It is hard to impress people with computer drawing of a car nowadays. However, if you do it with MS Paint, the impression could be completely different. But even the most prominent mspaint wizards will probably say that Paint can't rotate images by arbitrary angle: only rotations by 90°, 180° and 270° are supported. Rotating a picture by, for example, 30° is simply not possible, is it?

Well, with mathematics, a workaround can be found:

The key is the shear transform, which is supported by some reason (I guess, because it is simple to implement). If you shear a picture once, it will get distorted, not rotated. It may seem that shearing twice can solve the problem, but alas, two shears are also not enough. However, 3 finely tuned shears can produce pure rotation, with all distortions cancelled out. Here is some math.

Mathematically, both rotation and shears are linear transformations, described by the square rank 2 matrices:

$$ R(\phi) = \begin{bmatrix}\cos\phi & -\sin\phi \\ \sin\phi & \cos\phi \end{bmatrix},$$ $$ S_H(\phi) = \begin{bmatrix}1&\tan\phi\\0&1\end{bmatrix}, S_V(\phi) = \begin{bmatrix}1&0\\\tan\phi&1\end{bmatrix}.$$
Here, **R** is the rotation matrix, **S**_{H} is the horizontal shear matrix, and **S**_{V} is the vertical shear matrix, and φ is the angle of rotation or shear. Since combining transforms is equivalent to multiplying their matrices, the problem can be reformulated as: decompose rotation matrix **R** into matrix product of several shear matrices.

Like this:

$$ R(\phi) = S_H(\phi/2)\cdot S_V(-\arctan\sin\phi)\cdot S_H(\phi/2), $$ because it can be easily checked that: $$ \begin{bmatrix}\cos\phi & -\sin\phi \\ \sin\phi & \cos\phi \end{bmatrix} = \begin{bmatrix}1&\tan(\phi/2)\\0&1\end{bmatrix}\cdot \begin{bmatrix}1&0\\-\sin\phi&1\end{bmatrix}\cdot \begin{bmatrix}1&\tan(\phi/2)\\0&1\end{bmatrix}. $$

In other words, translating from math to English: to rotate by *φ*, shear horizontally by *φ*/2, then vertically by -**arctan**(**sin**(*φ*)), then again horizontally by *φ*/2.

### Calculator for shear angles

Enter desired rotation angle and shear 3 times according to instruction.
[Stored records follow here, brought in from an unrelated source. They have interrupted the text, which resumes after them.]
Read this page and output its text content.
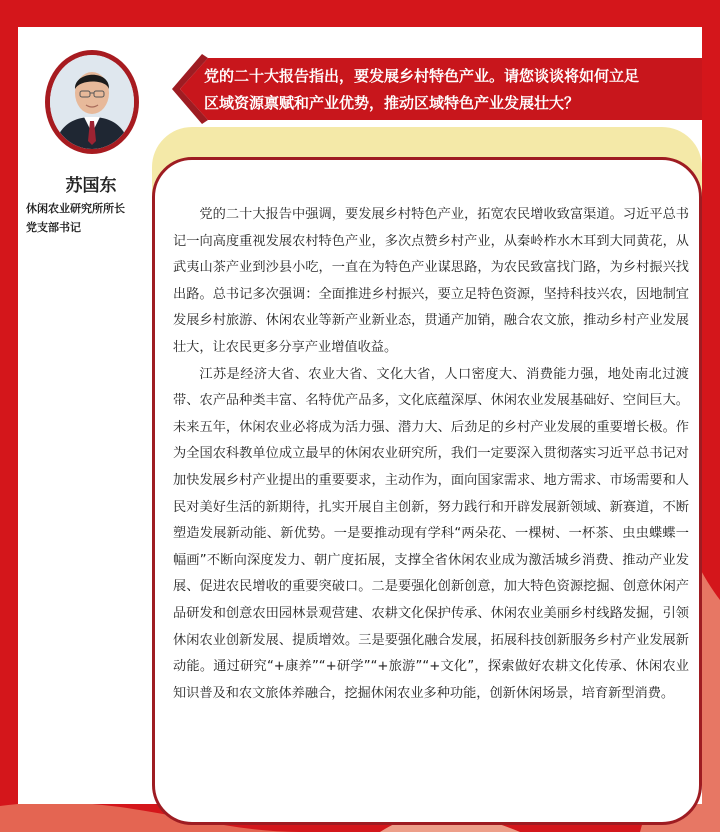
苏国东
休闲农业研究所所长
党支部书记
党的二十大报告指出，要发展乡村特色产业。请您谈谈将如何立足
区域资源禀赋和产业优势，推动区域特色产业发展壮大？

党的二十大报告中强调，要发展乡村特色产业，拓宽农民增收致富渠道。习近平总书记一向高度重视发展农村特色产业，多次点赞乡村产业，从秦岭柞水木耳到大同黄花，从武夷山茶产业到沙县小吃，一直在为特色产业谋思路，为农民致富找门路，为乡村振兴找出路。总书记多次强调：全面推进乡村振兴，要立足特色资源，坚持科技兴农，因地制宜发展乡村旅游、休闲农业等新产业新业态，贯通产加销，融合农文旅，推动乡村产业发展壮大，让农民更多分享产业增值收益。

江苏是经济大省、农业大省、文化大省，人口密度大、消费能力强，地处南北过渡带、农产品种类丰富、名特优产品多，文化底蕴深厚、休闲农业发展基础好、空间巨大。未来五年，休闲农业必将成为活力强、潜力大、后劲足的乡村产业发展的重要增长极。作为全国农科教单位成立最早的休闲农业研究所，我们一定要深入贯彻落实习近平总书记对加快发展乡村产业提出的重要要求，主动作为，面向国家需求、地方需求、市场需要和人民对美好生活的新期待，扎实开展自主创新，努力践行和开辟发展新领域、新赛道，不断塑造发展新动能、新优势。一是要推动现有学科“两朵花、一棵树、一杯茶、虫虫蝶蝶一幅画”不断向深度发力、朝广度拓展，支撑全省休闲农业成为激活城乡消费、推动产业发展、促进农民增收的重要突破口。二是要强化创新创意，加大特色资源挖掘、创意休闲产品研发和创意农田园林景观营建、农耕文化保护传承、休闲农业美丽乡村线路发掘，引领休闲农业创新发展、提质增效。三是要强化融合发展，拓展科技创新服务乡村产业发展新动能。通过研究“+康养”“+研学”“+旅游”“+文化”，探索做好农耕文化传承、休闲农业知识普及和农文旅体养融合，挖掘休闲农业多种功能，创新休闲场景，培育新型消费。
For the best result, angle should be in the interval [-45°; 45°]. Allowed interval is [-178°; 178°], but big shear angle can produce extremely large images. Since Paint can only shear by integer angle, calculator automatically rounds results. (You need to enable Java script to use it).

## Further improvements

### Better angle approximation

Paint only shear shears by integer angle, if measured in degrees. Values, given by the formula above, are generally non-integer and must be rounded. This causes additional distortion, result is slightly different from exact rotation.
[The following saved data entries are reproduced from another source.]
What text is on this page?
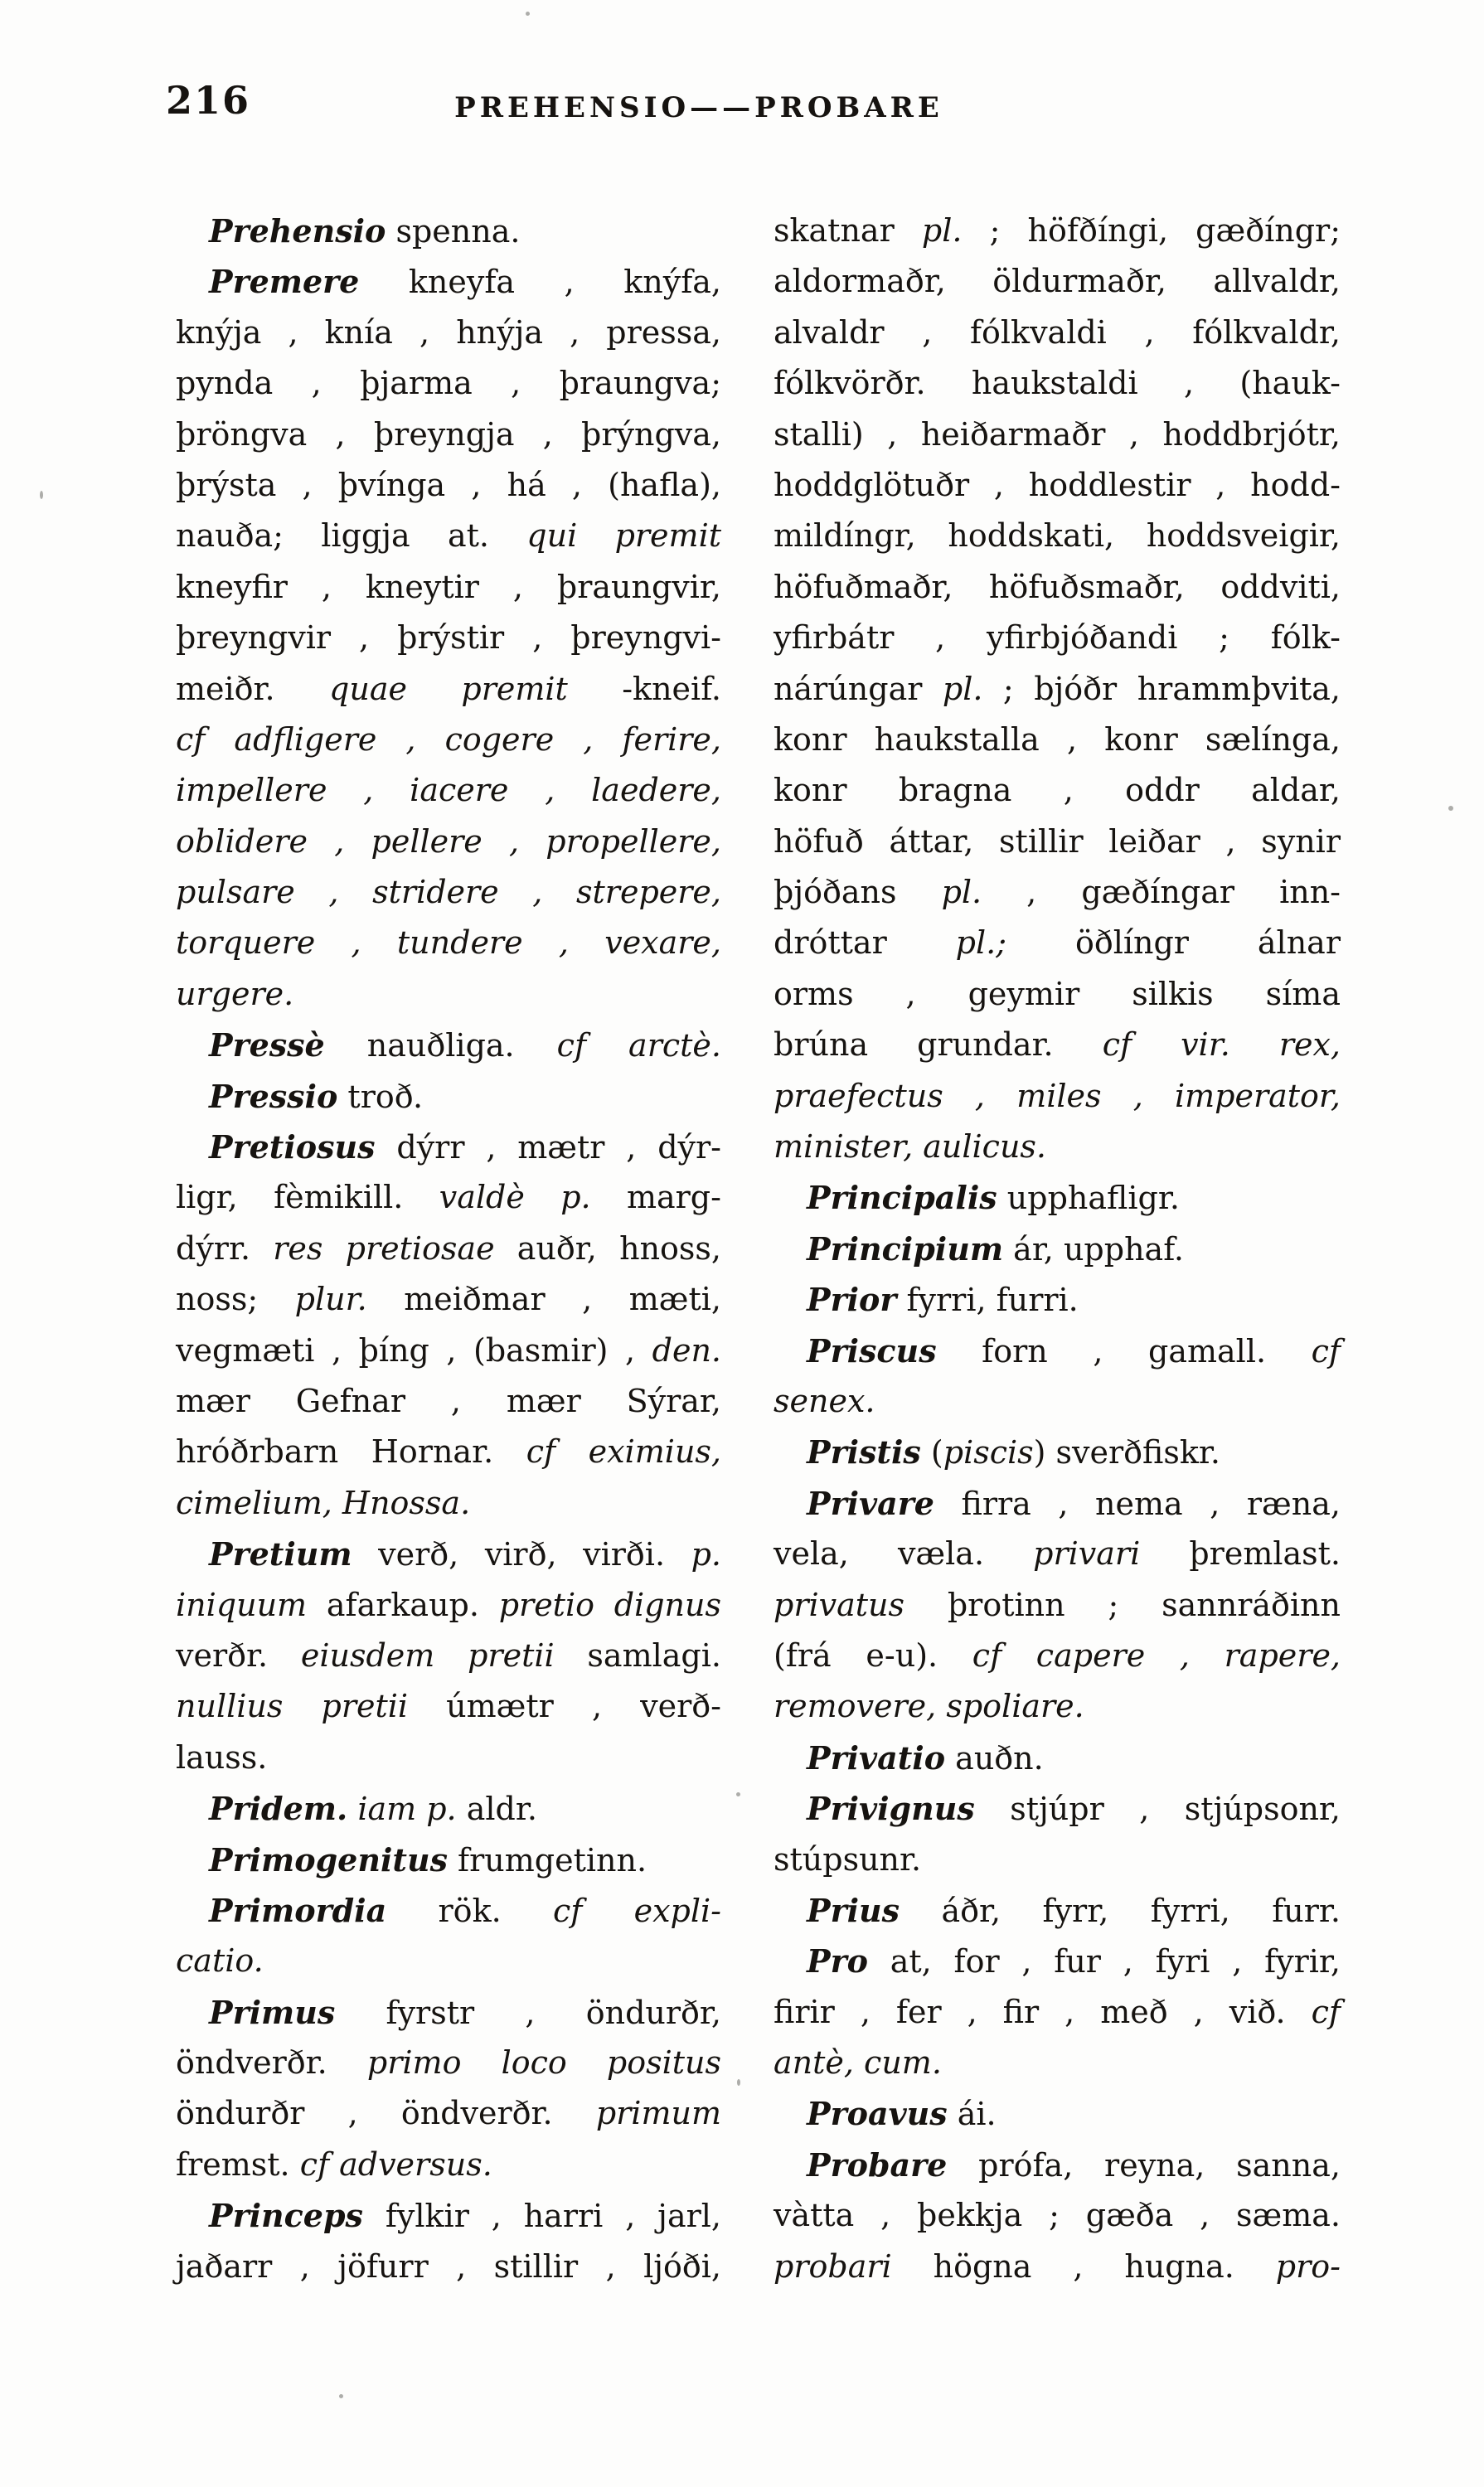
216	PREHENSIO——PROBARE
Prehensio spenna.
Premere kneyfa , knýfa,
knýja , knía , hnýja , pressa,
pynda , þjarma , þraungva;
þröngva , þreyngja , þrýngva,
þrýsta , þvínga , há , (hafla),
nauða; liggja at. qui premit
kneyfir , kneytir , þraungvir,
þreyngvir , þrýstir , þreyngvi-
meiðr. quae premit -kneif.
cf adfligere , cogere , ferire,
impellere , iacere , laedere,
oblidere , pellere , propellere,
pulsare , stridere , strepere,
torquere , tundere , vexare,
urgere.
Pressè nauðliga. cf arctè.
Pressio troð.
Pretiosus dýrr , mætr , dýr-
ligr, fèmikill. valdè p. marg-
dýrr. res pretiosae auðr, hnoss,
noss; plur. meiðmar , mæti,
vegmæti , þíng , (basmir) , den.
mær Gefnar , mær Sýrar,
hróðrbarn Hornar. cf eximius,
cimelium, Hnossa.
Pretium verð, virð, virði. p.
iniquum afarkaup. pretio dignus
verðr. eiusdem pretii samlagi.
nullius pretii úmætr , verð-
lauss.
Pridem. iam p. aldr.
Primogenitus frumgetinn.
Primordia rök. cf expli-
catio.
Primus fyrstr , öndurðr,
öndverðr. primo loco positus
öndurðr , öndverðr. primum
fremst. cf adversus.
Princeps fylkir , harri , jarl,
jaðarr , jöfurr , stillir , ljóði,
skatnar pl. ; höfðíngi, gæðíngr;
aldormaðr, öldurmaðr, allvaldr,
alvaldr , fólkvaldi , fólkvaldr,
fólkvörðr. haukstaldi , (hauk-
stalli) , heiðarmaðr , hoddbrjótr,
hoddglötuðr , hoddlestir , hodd-
mildíngr, hoddskati, hoddsveigir,
höfuðmaðr, höfuðsmaðr, oddviti,
yfirbátr , yfirbjóðandi ; fólk-
nárúngar pl. ; bjóðr hrammþvita,
konr haukstalla , konr sælínga,
konr bragna , oddr aldar,
höfuð áttar, stillir leiðar , synir
þjóðans pl. , gæðíngar inn-
dróttar pl.; öðlíngr álnar
orms , geymir silkis síma
brúna grundar. cf vir. rex,
praefectus , miles , imperator,
minister, aulicus.
Principalis upphafligr.
Principium ár, upphaf.
Prior fyrri, furri.
Priscus forn , gamall. cf
senex.
Pristis (piscis) sverðfiskr.
Privare firra , nema , ræna,
vela, væla. privari þremlast.
privatus þrotinn ; sannráðinn
(frá e-u). cf capere , rapere,
removere, spoliare.
Privatio auðn.
Privignus stjúpr , stjúpsonr,
stúpsunr.
Prius áðr, fyrr, fyrri, furr.
Pro at, for , fur , fyri , fyrir,
firir , fer , fir , með , við. cf
antè, cum.
Proavus ái.
Probare prófa, reyna, sanna,
vàtta , þekkja ; gæða , sæma.
probari högna , hugna. pro-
The solution is to replace 1 shear with 2 or more consecutive shears in the same direction. The law for combining shears is: $$ \tan\alpha+\tan\beta=\tan\gamma,$$ where \(\alpha,\beta,\gamma\) are shear angles. Thus to shear by 26.565°, instead of shearing by 27° (relative error is 1.6%) one may shear by 11° and then by 17°. This will give total shear angle of 26.570°, with relative error 0.018%. That's some 87 times better! Improved algorithm for rotation by 30° is:

- Shear horizontally by 15°
- Vertically by -11°.
- Vertically by -17°.
- Again horizontally by 15°.

Another example: to rotate by 45°, use the following sequence of 6 shears: H 4°; H 19°; V 10°; V 28°; H 4°; H 19°. This gives overall transform very close to the true rotation, but image will be noisy because of big numbers of transforms.

### Image interpolation

When shearing image, Paint uses nearest-point approximation, moving each original pixel by integer amount. This causes rotated images to become "noisy", each pixel shifted by some random value. To overcome this, stretch image before rotation (400% is just fine), then shrink it back after. Shrinking will make image smoother.